Il existe une plaisanterie qui dit que le plus grand coup de génie de l’Autriche soit d’avoir convaincu le monde entier qu’Hitler était Allemand et que Mozart était Autrichien. On est souvent taquin avec ce qu’on jalouse.
J’ai l’Autriche en amour, non pas seulement parce que j’ai aimé durant trois longs mois les charmes d’une Autrichienne, mais parce qu’à la fin du 19e siècle, si vous aviez l’art au cœur et l’académisme en mépris, on vous aurait convaincu de vous faire Viennois. Vous vous serez alors rendu à la terrasse d’un des somptueux cafés du centre-ville et pour pas cher, tremper votre cuillère dans un apfelstrudel en guettant une hypothétique apparition de Egon Schiele, Kafka, ou Rainer Maria Fucking Rilke.
Pendant vingt ans, le modernisme a été Autrichien. Comprenez que l’art est une vieille fille occasionnellement prise de sursaut et de doute quant à elle-même, et qu’à Vienne, le soir dans la fumée du tabac, on se réunissait pour la redéfinir et renverser les vieilles tables façon Nietzsche. Pourquoi là-bas, pourquoi cette ville, qu’à donc de si spécial le bon air Autrichien ? Allez savoir ; Vienne fut durant un temps béni des Muses. Le mouvement de sécession viennois à drastiquement fait fi du passé et instauré un esthétisme et une méthode nouvelle, tandis que l’idée d’œuvre totale, prêchée par Wagner, fut reprise et poussée à ses extrémités. Le ratio de talent au mètre carré affolait les analystes, et partout foisonnait de doux dingues atteints d’une ardeur qui annonçait funestement deux guerres mondiales à venir. Il doit exister quelque chose comme « l’âme autrichienne ».
Et quand l’association Lifeball demande, en mai 2015, à l’artiste Inge Prader, spécialiste des installations studio démesurées, de faire dans le dantesque au profit de la recherche contre le sida, elle jette son dévolu sur Gustave Klimt – personnage qui vous est, par cette photo, devenu immédiatement sympathique :
Choisir Klimt n’est pas choisir la facilité, tant son hyperstylisation est reconnue : amoncellement de détails, fourmillement des décors, et cette extrême précision dans les portraits. Il travaillait ses toiles comme on cisèle le bois, empruntant à la culture byzantine, ses mosaïques, et ses couleurs chaudes, à l’Égypte. Novateur, audacieux. Malgré la modernité de sa forme, ses plus belles toiles reproduisent des figures mythologiques communes, comme la Grecque Gorgone, ou les chevaliers à la Siegfried des récits chevaleresques nordiques. Il eut des polémiques ; ses contemporaines pour la plupart le trouvaient parfois hideux, toujours obscène. Sa chaire aux beaux arts de Vienne, il en a rêvé toute sa vie, elle lui fut toujours refusée.

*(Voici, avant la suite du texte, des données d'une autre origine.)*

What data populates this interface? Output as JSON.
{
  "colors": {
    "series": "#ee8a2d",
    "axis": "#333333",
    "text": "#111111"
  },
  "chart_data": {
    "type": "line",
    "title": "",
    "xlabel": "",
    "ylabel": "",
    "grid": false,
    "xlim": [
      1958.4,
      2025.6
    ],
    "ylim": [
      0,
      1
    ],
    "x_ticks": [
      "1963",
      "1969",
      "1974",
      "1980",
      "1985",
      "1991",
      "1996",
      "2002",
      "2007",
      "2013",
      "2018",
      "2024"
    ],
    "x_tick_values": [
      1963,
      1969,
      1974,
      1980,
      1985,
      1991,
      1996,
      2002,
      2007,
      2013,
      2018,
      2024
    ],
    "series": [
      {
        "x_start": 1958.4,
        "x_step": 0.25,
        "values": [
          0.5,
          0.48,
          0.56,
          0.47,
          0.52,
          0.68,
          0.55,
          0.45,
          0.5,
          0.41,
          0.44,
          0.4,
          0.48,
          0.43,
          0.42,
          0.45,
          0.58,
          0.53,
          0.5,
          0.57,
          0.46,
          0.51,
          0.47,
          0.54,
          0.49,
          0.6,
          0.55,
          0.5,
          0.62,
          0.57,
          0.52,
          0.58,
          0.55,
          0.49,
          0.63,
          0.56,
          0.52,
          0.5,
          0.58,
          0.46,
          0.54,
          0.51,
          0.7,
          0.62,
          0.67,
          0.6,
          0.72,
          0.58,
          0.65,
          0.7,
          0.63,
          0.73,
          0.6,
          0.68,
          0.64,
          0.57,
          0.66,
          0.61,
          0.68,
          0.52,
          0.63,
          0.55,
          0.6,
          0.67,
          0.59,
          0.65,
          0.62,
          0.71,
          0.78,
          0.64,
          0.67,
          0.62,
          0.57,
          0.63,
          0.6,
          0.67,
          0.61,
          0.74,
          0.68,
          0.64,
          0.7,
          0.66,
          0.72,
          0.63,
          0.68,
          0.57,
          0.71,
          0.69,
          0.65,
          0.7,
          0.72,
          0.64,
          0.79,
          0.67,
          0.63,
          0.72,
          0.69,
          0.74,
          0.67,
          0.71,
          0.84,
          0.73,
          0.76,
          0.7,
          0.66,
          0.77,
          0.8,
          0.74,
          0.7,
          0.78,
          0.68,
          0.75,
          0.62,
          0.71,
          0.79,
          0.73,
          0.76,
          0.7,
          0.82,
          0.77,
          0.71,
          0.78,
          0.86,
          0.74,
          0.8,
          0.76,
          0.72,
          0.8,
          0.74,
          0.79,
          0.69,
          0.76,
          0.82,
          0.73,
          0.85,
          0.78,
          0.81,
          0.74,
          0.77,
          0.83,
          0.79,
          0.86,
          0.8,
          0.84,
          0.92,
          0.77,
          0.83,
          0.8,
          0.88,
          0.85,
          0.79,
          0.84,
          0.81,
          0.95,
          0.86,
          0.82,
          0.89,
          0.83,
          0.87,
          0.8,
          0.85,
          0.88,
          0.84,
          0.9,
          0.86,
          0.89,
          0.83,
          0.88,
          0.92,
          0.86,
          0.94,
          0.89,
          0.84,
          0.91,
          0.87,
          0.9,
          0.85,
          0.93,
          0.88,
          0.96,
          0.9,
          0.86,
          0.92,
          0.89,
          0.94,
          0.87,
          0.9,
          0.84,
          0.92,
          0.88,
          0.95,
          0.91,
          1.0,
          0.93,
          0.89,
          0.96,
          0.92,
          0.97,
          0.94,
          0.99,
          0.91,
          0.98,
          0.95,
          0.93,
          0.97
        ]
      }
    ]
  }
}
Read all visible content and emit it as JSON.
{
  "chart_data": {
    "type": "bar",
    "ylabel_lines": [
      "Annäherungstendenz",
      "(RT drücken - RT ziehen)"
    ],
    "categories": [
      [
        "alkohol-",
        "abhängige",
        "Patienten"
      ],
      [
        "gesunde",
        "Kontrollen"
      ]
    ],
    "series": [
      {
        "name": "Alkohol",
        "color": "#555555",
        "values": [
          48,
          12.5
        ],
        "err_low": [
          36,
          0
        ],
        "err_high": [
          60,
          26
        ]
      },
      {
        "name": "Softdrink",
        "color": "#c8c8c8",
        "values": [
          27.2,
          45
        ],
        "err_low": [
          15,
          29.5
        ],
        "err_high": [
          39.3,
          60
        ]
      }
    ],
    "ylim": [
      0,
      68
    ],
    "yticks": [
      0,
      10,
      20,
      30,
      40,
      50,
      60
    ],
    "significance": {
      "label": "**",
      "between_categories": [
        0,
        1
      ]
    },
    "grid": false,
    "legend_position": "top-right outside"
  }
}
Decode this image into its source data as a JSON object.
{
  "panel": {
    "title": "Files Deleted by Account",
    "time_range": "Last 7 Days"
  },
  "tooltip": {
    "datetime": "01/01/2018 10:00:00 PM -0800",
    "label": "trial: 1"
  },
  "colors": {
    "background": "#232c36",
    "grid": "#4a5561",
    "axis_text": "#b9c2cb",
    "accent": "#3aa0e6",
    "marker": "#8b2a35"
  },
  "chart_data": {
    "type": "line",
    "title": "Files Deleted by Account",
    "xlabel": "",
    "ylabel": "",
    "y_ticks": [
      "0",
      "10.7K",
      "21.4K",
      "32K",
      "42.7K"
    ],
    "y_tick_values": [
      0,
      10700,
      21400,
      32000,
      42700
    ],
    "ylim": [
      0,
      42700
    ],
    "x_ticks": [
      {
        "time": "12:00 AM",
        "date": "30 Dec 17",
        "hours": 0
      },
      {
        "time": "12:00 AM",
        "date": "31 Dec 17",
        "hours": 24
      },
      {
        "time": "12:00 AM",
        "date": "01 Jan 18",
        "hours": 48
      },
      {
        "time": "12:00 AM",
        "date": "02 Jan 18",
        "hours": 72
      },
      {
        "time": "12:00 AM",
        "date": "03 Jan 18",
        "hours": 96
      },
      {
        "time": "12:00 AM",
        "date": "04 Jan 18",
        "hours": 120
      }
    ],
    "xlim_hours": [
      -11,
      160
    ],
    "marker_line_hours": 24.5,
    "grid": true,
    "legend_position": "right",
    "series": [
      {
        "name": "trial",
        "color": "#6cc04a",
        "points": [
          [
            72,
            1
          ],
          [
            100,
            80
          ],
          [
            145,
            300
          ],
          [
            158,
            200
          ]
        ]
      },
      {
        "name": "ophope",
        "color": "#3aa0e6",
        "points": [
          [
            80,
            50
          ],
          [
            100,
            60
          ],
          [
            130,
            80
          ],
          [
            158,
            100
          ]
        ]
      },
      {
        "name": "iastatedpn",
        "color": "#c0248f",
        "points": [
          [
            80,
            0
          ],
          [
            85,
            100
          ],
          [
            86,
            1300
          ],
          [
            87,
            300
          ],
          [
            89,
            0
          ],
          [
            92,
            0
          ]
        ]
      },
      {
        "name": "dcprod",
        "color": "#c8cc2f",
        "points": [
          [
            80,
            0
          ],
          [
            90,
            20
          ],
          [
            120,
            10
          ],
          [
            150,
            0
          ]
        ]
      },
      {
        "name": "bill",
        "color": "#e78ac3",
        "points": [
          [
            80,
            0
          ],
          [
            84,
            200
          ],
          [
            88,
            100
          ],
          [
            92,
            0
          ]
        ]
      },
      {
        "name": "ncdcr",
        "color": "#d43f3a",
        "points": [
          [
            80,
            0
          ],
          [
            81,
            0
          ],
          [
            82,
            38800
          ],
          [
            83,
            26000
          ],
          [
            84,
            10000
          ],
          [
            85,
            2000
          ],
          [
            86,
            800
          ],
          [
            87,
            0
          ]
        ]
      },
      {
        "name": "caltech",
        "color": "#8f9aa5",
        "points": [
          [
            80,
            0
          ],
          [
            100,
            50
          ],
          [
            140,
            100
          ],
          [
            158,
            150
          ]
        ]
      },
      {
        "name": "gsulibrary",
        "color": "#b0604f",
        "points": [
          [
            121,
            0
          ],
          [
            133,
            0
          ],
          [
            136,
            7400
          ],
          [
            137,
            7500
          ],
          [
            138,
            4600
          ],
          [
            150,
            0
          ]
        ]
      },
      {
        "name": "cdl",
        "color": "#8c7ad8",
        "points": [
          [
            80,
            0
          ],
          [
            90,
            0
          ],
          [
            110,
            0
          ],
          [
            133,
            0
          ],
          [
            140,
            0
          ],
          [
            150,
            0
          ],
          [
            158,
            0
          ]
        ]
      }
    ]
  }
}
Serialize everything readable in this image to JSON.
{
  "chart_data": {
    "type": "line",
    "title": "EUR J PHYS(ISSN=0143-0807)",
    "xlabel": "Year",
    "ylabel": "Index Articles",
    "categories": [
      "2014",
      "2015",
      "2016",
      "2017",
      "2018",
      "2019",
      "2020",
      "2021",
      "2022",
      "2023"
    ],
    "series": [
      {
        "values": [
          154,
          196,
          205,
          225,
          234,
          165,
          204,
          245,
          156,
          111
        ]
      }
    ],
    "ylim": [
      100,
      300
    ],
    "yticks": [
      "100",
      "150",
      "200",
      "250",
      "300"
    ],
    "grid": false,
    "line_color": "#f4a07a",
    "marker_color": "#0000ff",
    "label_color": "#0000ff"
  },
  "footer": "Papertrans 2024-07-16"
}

Or le résultat de cette folle ambition _ reproduire par des acteurs les tableaux de Klimt _ est irréprochable. Inge Prader maitrise le travail de studio, et bien que le respect des costumes soit attendu, on apprécie mille fois la teinte de lumière choisie. Ses photos sont respectueuses des oeuvres de Klimt, mais à la fois si efficaces qu’elle ne dépende plus de leur corrélation avec le peintre, et peuvent, en totale autosuffisance, s’apprécier par elle-même. Par un véritable travail d’éclairages, usant de discrets filtres opaques, bien moins tonitruant que ceux de Jan Saudek, Inge Prader évite l’aspect “crèche vivante“, qui porte presque toujours tort à ce procédé, et prouve que son travail n’est pas juste un clip de Woodkid au ton pop.
Et si certaines peuvent pouffer et pointer du doigt la trivialité du processus, arguant que les peintures de Klimt se suffisent à elle même et n’ont nulle nécessité à être sublimées, rappelons-leur l’idée d’œuvre totale si chère à l’artiste qui aspire à ce que toute production dépasse son support et ne se restreigne pas à un rôle. Car parmi les photos de Inge Prader, la plupart son issues de la fameuse frise Beethoven commandée par l’architecte Josef Hoffmann pour habiller les murs du mausolée à la mémoire du grand compositeur.
Klimt eut dit pour sa frise avoir « reproduit » la 9e symphonie de Beethoven, et Beethoven assure, pour sa part, avoir reproduit un poème de Schiller. Et lorsque la poésie nourrit la musique, qui nourrit à son tour la peinture, on s’émerveille de voir la photographie reprendre le flambeau.
Le monde nous semble subitement en ordre. Avec ou sans apfelstrudel.